[logback-user] Re: Using Logback on JDK1.4 possible?

Gerweck Andy - agerwe Andy.Gerweck at acxiom.com
Fri Jan 12 20:54:37 CET 2007

Personally, I have had excellent luck using Retroweaver
[http://retroweaver.sourceforge.net/] to back-convert my Java 5 code for
deployment on earlier JVM runtimes. Retroweaver can handle *every*
linguistic feature from Java 5. (Most of the linguistic changes in Java
5, even generics, have almost no incompatible effects on the compiled
bytecode.) You feed it classes compiled with Java 5 and it spits out
classes that will work on earlier JVMs. It requires only that you add a
small JAR to your classpath.

It also combines with the backport-util-concurrent project
[http://dcl.mathcs.emory.edu/util/backport-util-concurrent/] to handle
java.util.concurrent, Java 5's biggest library enhancement.

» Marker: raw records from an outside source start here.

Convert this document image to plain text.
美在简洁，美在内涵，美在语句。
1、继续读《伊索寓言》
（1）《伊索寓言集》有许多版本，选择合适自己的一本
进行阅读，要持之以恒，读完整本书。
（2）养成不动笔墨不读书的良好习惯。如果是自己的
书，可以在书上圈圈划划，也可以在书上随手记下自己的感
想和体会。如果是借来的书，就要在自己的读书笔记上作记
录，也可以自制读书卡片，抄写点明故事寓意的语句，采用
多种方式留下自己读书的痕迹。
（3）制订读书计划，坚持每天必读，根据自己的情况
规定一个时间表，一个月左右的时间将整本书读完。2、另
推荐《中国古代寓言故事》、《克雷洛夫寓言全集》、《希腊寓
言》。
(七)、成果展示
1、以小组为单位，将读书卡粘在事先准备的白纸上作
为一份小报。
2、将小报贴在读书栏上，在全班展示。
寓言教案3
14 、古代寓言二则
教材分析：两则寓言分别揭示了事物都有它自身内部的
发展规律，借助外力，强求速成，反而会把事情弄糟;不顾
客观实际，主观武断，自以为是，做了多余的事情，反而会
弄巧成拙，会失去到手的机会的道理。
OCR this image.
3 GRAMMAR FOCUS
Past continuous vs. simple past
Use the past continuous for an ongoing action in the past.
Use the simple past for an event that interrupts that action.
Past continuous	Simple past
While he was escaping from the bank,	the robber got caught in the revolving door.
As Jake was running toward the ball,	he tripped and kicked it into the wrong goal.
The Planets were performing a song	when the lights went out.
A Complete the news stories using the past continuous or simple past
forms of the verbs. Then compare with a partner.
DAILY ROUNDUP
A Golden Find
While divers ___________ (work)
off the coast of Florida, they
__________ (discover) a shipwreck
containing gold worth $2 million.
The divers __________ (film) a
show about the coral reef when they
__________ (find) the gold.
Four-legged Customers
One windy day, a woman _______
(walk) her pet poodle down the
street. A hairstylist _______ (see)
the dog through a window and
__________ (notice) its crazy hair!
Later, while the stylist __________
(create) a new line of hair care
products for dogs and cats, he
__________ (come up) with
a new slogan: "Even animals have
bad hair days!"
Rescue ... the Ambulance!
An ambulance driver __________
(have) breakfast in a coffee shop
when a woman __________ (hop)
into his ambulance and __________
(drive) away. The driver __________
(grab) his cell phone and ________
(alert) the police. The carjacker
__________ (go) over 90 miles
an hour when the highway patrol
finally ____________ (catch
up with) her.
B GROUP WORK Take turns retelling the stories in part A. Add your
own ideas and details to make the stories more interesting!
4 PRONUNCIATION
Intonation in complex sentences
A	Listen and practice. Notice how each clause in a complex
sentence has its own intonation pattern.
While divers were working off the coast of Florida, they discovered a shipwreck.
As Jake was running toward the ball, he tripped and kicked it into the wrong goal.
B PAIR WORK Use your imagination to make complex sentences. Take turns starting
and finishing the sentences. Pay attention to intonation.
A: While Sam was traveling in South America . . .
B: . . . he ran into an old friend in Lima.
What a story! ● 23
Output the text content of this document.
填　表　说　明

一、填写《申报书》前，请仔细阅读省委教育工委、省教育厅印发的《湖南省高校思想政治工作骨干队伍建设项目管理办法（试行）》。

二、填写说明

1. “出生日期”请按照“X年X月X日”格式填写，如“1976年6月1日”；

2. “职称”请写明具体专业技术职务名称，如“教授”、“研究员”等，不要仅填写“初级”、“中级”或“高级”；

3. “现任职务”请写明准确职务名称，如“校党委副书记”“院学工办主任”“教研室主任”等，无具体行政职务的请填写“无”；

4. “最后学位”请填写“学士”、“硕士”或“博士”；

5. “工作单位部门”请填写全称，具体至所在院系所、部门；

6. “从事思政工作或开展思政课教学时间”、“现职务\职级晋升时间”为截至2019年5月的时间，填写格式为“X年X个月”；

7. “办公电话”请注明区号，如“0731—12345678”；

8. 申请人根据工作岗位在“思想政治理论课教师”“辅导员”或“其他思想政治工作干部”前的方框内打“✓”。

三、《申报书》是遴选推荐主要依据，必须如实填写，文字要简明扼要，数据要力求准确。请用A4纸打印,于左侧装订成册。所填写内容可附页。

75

Except where Java 5 adds new methods (e.g., String.format(...)) to old
classes, Retroweaver can handle almost any Java 5 program. I put some
back-compiled code through our QA department, which could find no
performance or functionality problems.

I *strongly* recommend you put in the slight extra effort to run
Retroweaver's library-check utility. Point it to your JRE libraries and
it will go through the code to ensure it doesn't try to use any methods
or classes not available in your JRE (make sure to include the
Retroweaver runtime JAR). This will catch those library changes I
mentioned that Retroweaver doesn't handle--which is much better than a
missing class or method at runtime. If you pass this test, you shouldn't
have any problems. 

I have no affiliation with Retroweaver, though I did submit a patch to
the backport-util-concurrent project. I make no claims that it'll work
for you, but I'd bet you could run through the LOGBack JAR and get it
running on JDK 1.4. If you do, you may want to share your work. Just
feed in the LOGBack JARs you need and use the output instead of the

Andy Gerweck
Software Engineer

PS: In good conscience, I can't help but recommend you upgrade to Java 5
or higher if at all possible. We're reaching the point where it's bad
practice and poor style not to use Java 5's important language
enhancements. There are also great runtime advantages, so it's not
advisable to force a runtime upgrade where possible.